Leur idéal politique consistait en une monarchie mixte, où le pouvoir aurait été partagé entre le Roi, le Conseil (où entreraient de droit les grands féodaux) et les États généraux (qui représentaient le Peuple), réalisant ainsi la synthèse idéale entre monarchie, aristocratie et démocratie.

Article Wikipédia Henri III.

Le 13 février 1575, Henri troisième du nom, est sacré dans la cathédrale de Reims par le cardinal de Guise. Lors du sacre, la couronne de sacre manque à plusieurs reprises de tomber de la tête du nouveau souverain, et les célébrants oublièrent de faire jouer le Te Deum. Le 15 février, il épouse Louise de Vaudémont-Nomény, princesse de Lorraine. Il n’aura pas d’enfant de ce mariage d’amour.
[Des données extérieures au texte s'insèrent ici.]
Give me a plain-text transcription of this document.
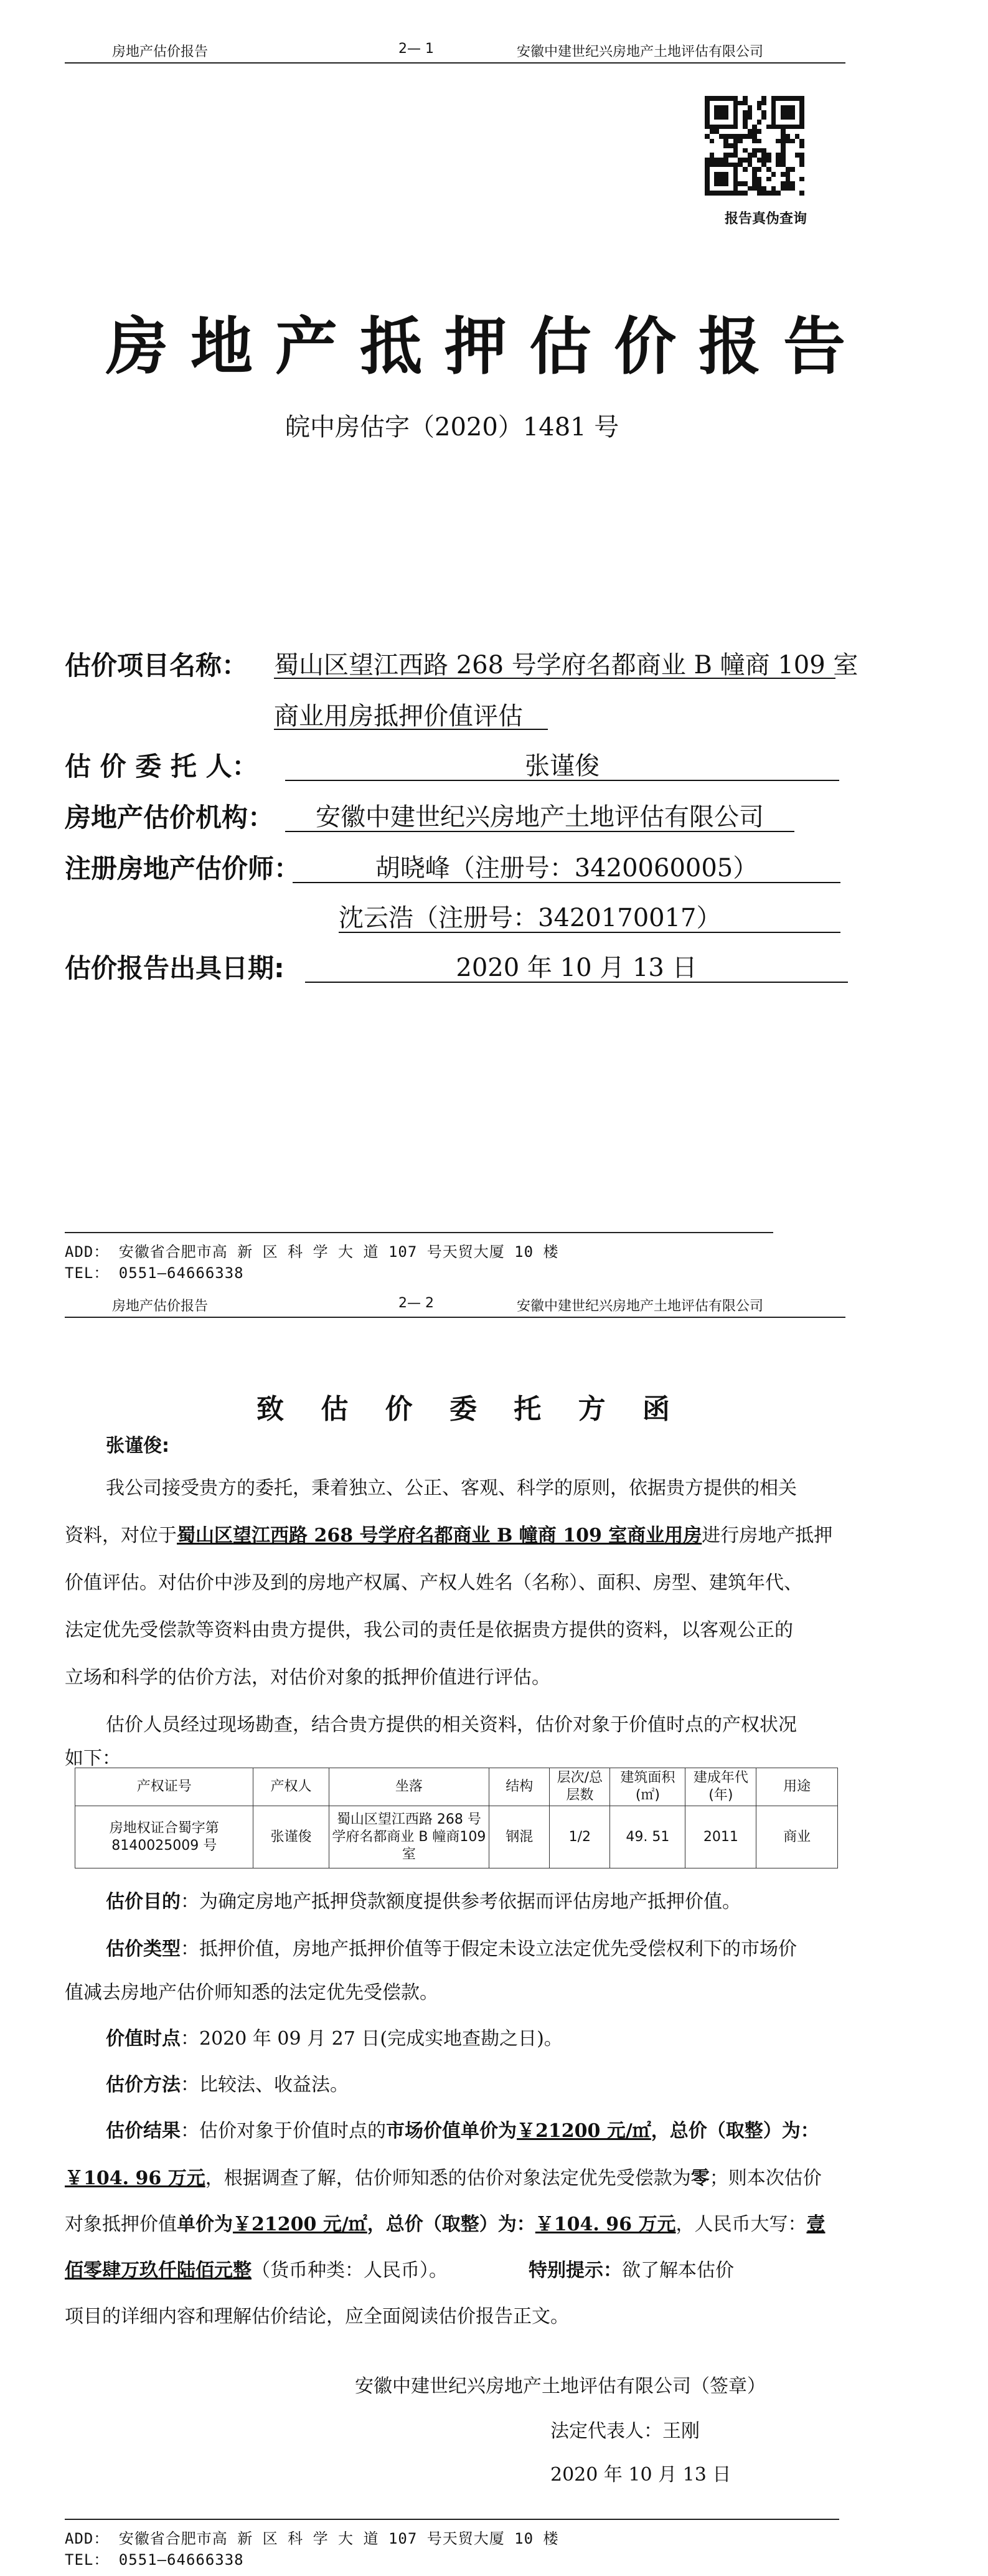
房地产估价报告	2— 1	安徽中建世纪兴房地产土地评估有限公司
报告真伪查询
房地产抵押估价报告
皖中房估字（2020）1481 号
估价项目名称： 蜀山区望江西路 268 号学府名都商业 B 幢商 109 室
商业用房抵押价值评估
估 价 委 托 人：	张谨俊
房地产估价机构：	安徽中建世纪兴房地产土地评估有限公司
注册房地产估价师：	胡晓峰（注册号：3420060005）
沈云浩（注册号：3420170017）
估价报告出具日期:	2020 年 10 月 13 日
ADD： 安徽省合肥市高 新 区 科 学 大 道 107 号天贸大厦 10 楼
TEL： 0551—64666338
房地产估价报告	2— 2	安徽中建世纪兴房地产土地评估有限公司
致 估 价 委 托 方 函
张谨俊:
我公司接受贵方的委托，秉着独立、公正、客观、科学的原则，依据贵方提供的相关
资料，对位于蜀山区望江西路 268 号学府名都商业 B 幢商 109 室商业用房进行房地产抵押
价值评估。对估价中涉及到的房地产权属、产权人姓名（名称）、面积、房型、建筑年代、
法定优先受偿款等资料由贵方提供，我公司的责任是依据贵方提供的资料，以客观公正的
立场和科学的估价方法，对估价对象的抵押价值进行评估。
估价人员经过现场勘查，结合贵方提供的相关资料，估价对象于价值时点的产权状况
如下：
产权证号	产权人	坐落	结构	层次/总层数	建筑面积(㎡)	建成年代(年)	用途
房地权证合蜀字第8140025009 号	张谨俊	蜀山区望江西路 268 号学府名都商业 B 幢商109 室	钢混	1/2	49. 51	2011	商业
估价目的：为确定房地产抵押贷款额度提供参考依据而评估房地产抵押价值。
估价类型：抵押价值，房地产抵押价值等于假定未设立法定优先受偿权利下的市场价
值减去房地产估价师知悉的法定优先受偿款。
价值时点：2020 年 09 月 27 日(完成实地查勘之日)。
估价方法：比较法、收益法。
估价结果：估价对象于价值时点的市场价值单价为￥21200 元/㎡，总价（取整）为：
￥104. 96 万元，根据调查了解，估价师知悉的估价对象法定优先受偿款为零；则本次估价
对象抵押价值单价为￥21200 元/㎡，总价（取整）为：￥104. 96 万元，人民币大写：壹
佰零肆万玖仟陆佰元整（货币种类：人民币）。	特别提示：欲了解本估价
项目的详细内容和理解估价结论，应全面阅读估价报告正文。
安徽中建世纪兴房地产土地评估有限公司（签章）
法定代表人：王刚
2020 年 10 月 13 日
ADD： 安徽省合肥市高 新 区 科 学 大 道 107 号天贸大厦 10 楼
TEL： 0551—64666338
Dès son avènement, Henri III est confronté à la guerre menée par Henri de Montmorency comte de Damville, dit roi du Languedoc. À la Cour, il doit faire face aux complots fomentés par son frère François d’Alençon, qui mène le parti « des Malcontents » (“Fratricider les deux seront seduicts“), et le roi de Navarre, le futur Henri IV, lesquels finissent par s’enfuir de la cour et prendre les armes. Tandis qu’Alençon s’allie avec le parti protestant, le roi de Navarre retourne à la religion calviniste. La campagne qui s’engage alors est désastreuse pour le roi. Le prince de Condé a fait appel au fils du comte palatin du Rhin Jean Casimir, qui vient avec ses mercenaires menacer Paris. Malgré la victoire du duc de Guise à Dormans sur l’avant-garde (“Les conjurez en dormans“), Henri III doit s’incliner. Le , il accorde l’édit de Beaulieu, autrement appelé la paix de Monsieur dont son frère François est le principal gagnant. Henri III lui accorde le titre de duc d’Anjou. Les protestants obtiennent quant à eux de très nombreux avantages, ce qui renforce la rancœur des catholiques et contribue à faire naître les premières ligues.

Humilié, Henri III ne cherche qu’à reprendre sa revanche. Il doit tout d’abord réunir à la fin de l’année les États généraux à Blois dans le but de combler les déficits budgétaires causés par la guerre. Sous la pression des députés catholiques, Henri III décide de reprendre la guerre contre les protestants. Auparavant, il a pris soin de se réconcilier avec son frère qui, comblé de bienfaits, marche à ses côtés. Henri de Montmorency se rallie également à la cause royale. Ainsi débute la 6e guerre de religion dont le déroulement aura lieu principalement en Languedoc. La ville de Montpellier, prise par les protestants, voit sa citadelle rasée par les troupes catholiques. Le 17 septembre 1577, la paix de Bergerac est signée entre les belligérants et l’édit de Poitiers restreint quelque peu les libertés accordées aux protestants dans l’édit précédent.

 

Les conjurés mourront plusieurs conjurés protestants connaîtront une mort violentes par la suite (“Les conjurez en dormans seront morts“) : Henri de Bourbon condé, empoisonné le 5 mars 1588 et Henri IV, assassiné en 1610.